The different bacteria and fungi species observed for the different treatment combinations are dependent on the degradability of the substance, the stage of decomposition of the treatment materials and the availability of substrate for utilization by the microorganisms. The less drastic change observed in microbial population and diversity in the rhizosphere of sole biochar applied treatment and the appreciable counts and diversity in the biochar/urea and biochar/poultry manure rhizospheres is an indication that the activities of these organisms are boosted by the urea and poultry materials.
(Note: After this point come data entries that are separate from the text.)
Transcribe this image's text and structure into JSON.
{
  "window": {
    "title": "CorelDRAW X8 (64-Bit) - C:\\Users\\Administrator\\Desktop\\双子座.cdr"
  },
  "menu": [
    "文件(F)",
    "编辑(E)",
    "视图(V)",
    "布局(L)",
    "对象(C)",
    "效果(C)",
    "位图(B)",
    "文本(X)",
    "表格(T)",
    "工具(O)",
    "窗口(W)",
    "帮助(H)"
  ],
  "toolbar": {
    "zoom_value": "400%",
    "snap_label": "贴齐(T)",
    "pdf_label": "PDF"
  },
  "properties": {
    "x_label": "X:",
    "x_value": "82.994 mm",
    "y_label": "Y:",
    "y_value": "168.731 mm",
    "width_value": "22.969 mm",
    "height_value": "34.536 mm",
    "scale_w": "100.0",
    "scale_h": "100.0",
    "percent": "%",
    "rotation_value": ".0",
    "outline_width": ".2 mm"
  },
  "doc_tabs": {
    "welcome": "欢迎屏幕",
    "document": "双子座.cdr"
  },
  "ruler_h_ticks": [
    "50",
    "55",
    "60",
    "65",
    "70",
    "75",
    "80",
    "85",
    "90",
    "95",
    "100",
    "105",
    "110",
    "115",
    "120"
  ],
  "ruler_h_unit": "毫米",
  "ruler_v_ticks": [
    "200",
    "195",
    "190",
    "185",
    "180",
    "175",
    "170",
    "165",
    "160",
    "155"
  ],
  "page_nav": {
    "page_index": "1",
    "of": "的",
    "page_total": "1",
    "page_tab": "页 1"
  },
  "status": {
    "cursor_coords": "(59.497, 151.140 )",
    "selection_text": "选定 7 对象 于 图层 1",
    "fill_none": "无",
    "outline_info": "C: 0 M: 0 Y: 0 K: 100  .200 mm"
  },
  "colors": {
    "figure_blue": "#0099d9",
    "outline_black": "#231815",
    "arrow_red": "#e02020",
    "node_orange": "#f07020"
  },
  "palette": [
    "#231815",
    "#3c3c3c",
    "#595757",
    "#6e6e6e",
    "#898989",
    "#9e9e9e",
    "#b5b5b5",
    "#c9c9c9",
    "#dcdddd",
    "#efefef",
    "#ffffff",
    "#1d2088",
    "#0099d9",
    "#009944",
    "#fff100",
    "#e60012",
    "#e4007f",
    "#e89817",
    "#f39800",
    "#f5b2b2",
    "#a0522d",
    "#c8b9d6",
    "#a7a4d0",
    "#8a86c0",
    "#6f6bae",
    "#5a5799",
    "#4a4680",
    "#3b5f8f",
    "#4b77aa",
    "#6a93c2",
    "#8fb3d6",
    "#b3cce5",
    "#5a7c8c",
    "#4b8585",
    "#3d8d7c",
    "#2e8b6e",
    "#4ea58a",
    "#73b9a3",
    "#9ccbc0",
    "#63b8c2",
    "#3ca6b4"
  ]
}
The percentage occurrence of bacteria (11.40%) and fungi (9.7%) was highest in poultry manure alone treated soils (Table 4-5).
CONCLUSION
The positive influence of biochar applied either alone or in combination with urea or poultry manure show the potentials of biochar in ameliorating acidic soils. However, the combination of biochar with poultry manure is of the added advantage as poultry manure contains basic nutrients such as calcium and magnesium which displaces hydrogen and aluminum ions that cause acidity thus creating a conducive environment for microbes to thrive. Microbial population and diversity were highest in the combined treatments of either biochar with urea or poultry manure compared to biochar alone. The results, therefore, suggest that biochar addition alone did not cause any apparent alteration to the microbial population and diversity compared to its complementary use.
SIGNIFICANCE STATEMENT
This study discovers the usefulness of using biochar either solely or in combination with either organic or inorganic source of nutrient in ameliorating acidic soils. This study will help the researcher to uncover the critical role of complementary use of biochar with other source of nutrients in creating a conducive environment for microbes to thrive that many researchers were not able to explore. Thus for increase in microbial population and diversity in soils to be attained, sole use of biochar should be minimized and other possible combinations may be arrived at.